Rural school districts have to pinch pennies, and mine is no exception. My district covers many square miles, but is so sparsely populated that they do not have enough students for a full time art teacher nor do they need a full time teacher for gifted students. Therefore, my students start as young as grade two and span through grade eight. Over half of the land in our district is national forest land, which means that no one lives there or pays property taxes so the school district receives a fraction of the cost of running schools. Students travel up to three hours on the bus per day to get to our consolidated schools and back home, making transportation costs alone a huge consideration.
Just like the circuit riding preachers of olden days, I am the traveling itinerant teacher of the gifted for students at three elementary schools and two middle schools in the mornings (for the entire county), but in the afternoon I change gears and teach art in grades six through eight.
My Project
Middle school students sometimes get to make clay projects along with painting and pastel pieces in art. Seldom do they break from the same old bowl, animal, or cup they fire in a kiln. The average kiln heats to an extremely high temperature and the room needs specific electrical wiring which is quite expensive and sometimes hazardous with students of this age.
My students combine science and art as they design projects, cut glass, and fuse it up to 1500 degrees.
Since this is a low temperature for a kiln, no special electrical outlet is needed.
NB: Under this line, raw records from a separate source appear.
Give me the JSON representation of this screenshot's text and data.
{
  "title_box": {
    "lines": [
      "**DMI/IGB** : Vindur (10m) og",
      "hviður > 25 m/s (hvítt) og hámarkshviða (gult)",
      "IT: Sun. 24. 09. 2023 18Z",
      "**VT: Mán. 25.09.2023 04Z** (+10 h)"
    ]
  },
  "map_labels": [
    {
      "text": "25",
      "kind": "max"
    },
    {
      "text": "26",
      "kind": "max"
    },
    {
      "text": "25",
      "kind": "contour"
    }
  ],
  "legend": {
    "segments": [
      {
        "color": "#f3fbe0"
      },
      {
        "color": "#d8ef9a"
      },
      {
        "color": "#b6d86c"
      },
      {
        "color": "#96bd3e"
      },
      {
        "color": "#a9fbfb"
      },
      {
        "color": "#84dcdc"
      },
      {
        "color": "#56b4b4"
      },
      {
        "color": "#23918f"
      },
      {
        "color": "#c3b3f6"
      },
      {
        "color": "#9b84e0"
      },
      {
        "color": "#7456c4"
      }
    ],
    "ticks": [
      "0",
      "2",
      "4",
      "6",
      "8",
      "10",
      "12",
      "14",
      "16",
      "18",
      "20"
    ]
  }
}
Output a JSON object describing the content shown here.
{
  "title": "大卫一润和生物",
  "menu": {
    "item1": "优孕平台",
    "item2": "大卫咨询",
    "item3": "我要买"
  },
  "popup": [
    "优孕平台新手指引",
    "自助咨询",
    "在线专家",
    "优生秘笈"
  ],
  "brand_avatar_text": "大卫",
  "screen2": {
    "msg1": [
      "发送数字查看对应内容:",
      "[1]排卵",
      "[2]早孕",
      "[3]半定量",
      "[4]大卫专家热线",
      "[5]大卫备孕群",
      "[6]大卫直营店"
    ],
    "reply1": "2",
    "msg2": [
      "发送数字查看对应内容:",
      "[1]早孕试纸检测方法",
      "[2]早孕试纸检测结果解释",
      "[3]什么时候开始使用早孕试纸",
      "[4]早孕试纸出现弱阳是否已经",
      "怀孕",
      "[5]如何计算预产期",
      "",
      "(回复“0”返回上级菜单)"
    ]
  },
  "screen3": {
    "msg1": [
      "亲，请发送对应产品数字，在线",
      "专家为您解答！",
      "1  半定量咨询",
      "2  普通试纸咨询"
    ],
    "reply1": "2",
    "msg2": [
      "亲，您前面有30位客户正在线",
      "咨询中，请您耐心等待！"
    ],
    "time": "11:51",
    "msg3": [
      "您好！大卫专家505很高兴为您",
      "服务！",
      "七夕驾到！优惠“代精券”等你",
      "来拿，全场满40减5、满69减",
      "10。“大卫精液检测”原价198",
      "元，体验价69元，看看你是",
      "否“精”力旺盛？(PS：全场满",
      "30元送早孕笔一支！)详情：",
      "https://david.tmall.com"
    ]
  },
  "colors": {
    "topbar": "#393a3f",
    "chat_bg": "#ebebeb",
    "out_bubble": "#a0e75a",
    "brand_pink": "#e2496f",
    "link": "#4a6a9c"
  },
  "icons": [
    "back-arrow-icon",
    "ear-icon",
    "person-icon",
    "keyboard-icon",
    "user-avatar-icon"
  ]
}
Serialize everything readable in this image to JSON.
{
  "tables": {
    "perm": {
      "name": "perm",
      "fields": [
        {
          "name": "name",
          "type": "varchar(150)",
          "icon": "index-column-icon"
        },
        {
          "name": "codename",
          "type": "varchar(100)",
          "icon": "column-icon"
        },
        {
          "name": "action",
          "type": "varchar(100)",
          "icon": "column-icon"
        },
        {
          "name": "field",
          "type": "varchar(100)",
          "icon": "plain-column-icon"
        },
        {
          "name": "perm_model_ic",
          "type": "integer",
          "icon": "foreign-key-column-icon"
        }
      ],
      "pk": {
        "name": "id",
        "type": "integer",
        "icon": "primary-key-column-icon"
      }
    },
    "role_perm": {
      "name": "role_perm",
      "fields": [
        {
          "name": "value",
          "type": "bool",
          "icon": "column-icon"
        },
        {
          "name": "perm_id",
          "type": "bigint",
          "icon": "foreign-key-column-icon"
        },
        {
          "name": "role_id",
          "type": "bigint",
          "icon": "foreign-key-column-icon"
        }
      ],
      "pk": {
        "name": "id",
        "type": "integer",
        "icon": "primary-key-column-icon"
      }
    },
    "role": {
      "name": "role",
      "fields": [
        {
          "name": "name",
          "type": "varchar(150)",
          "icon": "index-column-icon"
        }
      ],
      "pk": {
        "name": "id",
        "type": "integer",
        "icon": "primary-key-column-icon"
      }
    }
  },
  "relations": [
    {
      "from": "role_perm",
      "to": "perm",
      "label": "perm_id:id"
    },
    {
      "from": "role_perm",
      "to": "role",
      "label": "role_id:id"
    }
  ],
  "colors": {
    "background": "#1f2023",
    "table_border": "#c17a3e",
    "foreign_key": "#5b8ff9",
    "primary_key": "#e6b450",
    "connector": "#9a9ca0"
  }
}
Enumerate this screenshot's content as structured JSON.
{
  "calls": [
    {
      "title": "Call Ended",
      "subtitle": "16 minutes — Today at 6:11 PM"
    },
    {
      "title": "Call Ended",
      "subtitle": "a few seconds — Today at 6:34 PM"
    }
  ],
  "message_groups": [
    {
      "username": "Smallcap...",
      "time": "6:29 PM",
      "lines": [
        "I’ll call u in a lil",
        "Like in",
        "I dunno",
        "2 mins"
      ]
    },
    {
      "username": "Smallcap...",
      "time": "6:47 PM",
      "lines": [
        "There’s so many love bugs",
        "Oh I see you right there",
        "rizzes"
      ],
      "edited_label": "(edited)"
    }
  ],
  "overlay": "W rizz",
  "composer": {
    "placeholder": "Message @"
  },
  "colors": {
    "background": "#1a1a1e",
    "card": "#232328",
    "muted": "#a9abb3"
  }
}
The cost of the kiln (which I already own) and the cost of the electricity is more economic for the school Not only do they have a finished project which brings them great pride, they get to use the inquiry in science to see occurs with glass of different coefficients. They have several opportunities to try different kinds of glass to see for themselves WHY some kinds of glass work better than others. They also check along the way to see if the glass tacks (sticks together but is still 3-D) or fuses fully (melts until the top is even.) Anyone can tell students what NOT to do. My students experiment to see for themselves WHY they should not do certain things when working with glass. Students do the inquiry, experiment to find their own answers, own their own learning, and have a finished project which brings them great pride.